To było jasne, że zdecydowanymi faworytkami były Turczynki. Podobnie było w poprzednich spotkaniach, ale mimo to była nadzieja. Konsekwencja, wspięcie się na wyżyny swojej gry pozwalały myśleć o pokonaniu przeciwniczek. I choć ostatnio się to nie udało, mogło zostać zrealizowane tym razem.

Początek wlał nadzieję w serca kibiców. Najpierw walka toczyła się punkt za punkt, a później wystarczyła chwila nieuwagi, proste błędy i Polki zbudowały sobie niewielką przewagę. Świetna gra Magdaleny Stysiak zaprocentowała i zrobiło się 14:11.

Wtedy gra Biało-Czerwonych stanęła. Rozpędziły się Ebrar Karakurt i Hande Baladin, kończyły kolejne piłki, a wynik w premierowym secie odjeżdżał naszemu zespołowi. Turcja zwyciężyła do 18, a w kolejnej odsłonie było jeszcze gorzej.

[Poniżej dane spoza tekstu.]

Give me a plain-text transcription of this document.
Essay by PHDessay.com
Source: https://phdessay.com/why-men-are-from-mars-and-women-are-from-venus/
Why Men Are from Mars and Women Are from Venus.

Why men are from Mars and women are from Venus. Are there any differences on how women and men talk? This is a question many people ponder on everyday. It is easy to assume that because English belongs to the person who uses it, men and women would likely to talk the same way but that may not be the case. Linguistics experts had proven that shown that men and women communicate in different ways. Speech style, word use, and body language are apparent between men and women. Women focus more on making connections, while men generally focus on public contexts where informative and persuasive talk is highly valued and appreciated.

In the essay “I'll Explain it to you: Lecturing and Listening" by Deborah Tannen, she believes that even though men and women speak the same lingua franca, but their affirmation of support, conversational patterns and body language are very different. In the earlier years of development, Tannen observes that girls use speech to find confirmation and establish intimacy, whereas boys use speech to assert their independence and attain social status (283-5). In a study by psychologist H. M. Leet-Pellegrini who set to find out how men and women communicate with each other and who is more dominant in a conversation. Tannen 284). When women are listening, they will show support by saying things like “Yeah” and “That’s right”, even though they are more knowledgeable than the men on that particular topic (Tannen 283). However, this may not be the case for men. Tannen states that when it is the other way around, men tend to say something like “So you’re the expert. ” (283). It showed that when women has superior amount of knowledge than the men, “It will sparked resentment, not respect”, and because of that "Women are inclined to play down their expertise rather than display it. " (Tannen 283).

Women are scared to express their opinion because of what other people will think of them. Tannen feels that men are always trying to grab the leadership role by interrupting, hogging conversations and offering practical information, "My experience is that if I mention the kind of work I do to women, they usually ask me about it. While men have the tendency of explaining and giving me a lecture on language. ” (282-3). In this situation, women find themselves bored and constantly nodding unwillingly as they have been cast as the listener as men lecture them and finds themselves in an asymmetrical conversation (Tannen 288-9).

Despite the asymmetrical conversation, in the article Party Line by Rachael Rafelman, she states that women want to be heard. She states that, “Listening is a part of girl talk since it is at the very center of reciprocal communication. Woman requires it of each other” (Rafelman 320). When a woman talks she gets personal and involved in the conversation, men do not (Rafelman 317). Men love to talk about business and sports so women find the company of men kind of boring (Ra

Jacek Nawrocki widział, że musi coś zmienić, ale nie odważył się na wymianę większości siatkarek. Na boisku był teatr jednego aktora, Karakurt dzieliła i rządziła. Koleżanki dotrzymywały jej tempa, ale rywalki po drugiej stronie siatki były zupełnie bezsilne i przegrały partię do 14.

Wydawało się, że już tylko cud będzie mógł uratować Biało-Czerwone. Julia Nowicka wprowadziła trochę ożywienia. Polki częściej kończyły ataki, Zuzanna Efimienko-Młotkowska uruchomiła blok. Gra się nieco wyrównała, ale ręki nie wstrzymywała ani Eda Erdem Dundar, ani Zehra Gunes. Mecz zakończyła Karakurt.

Dla Polek to koniec marzeń o wywalczeniu medalu mistrzostw Europy. Turczynki pojadą do Belgradu, gdzie 3 września zawalczą w półfinale.

Turcja - Polska 3:0 (25:18, 25:14, 25:23)

Turcja: Ozbay, Senoglu, Baladin, Erdem, Gunes, Karakurt, Akoz (libero)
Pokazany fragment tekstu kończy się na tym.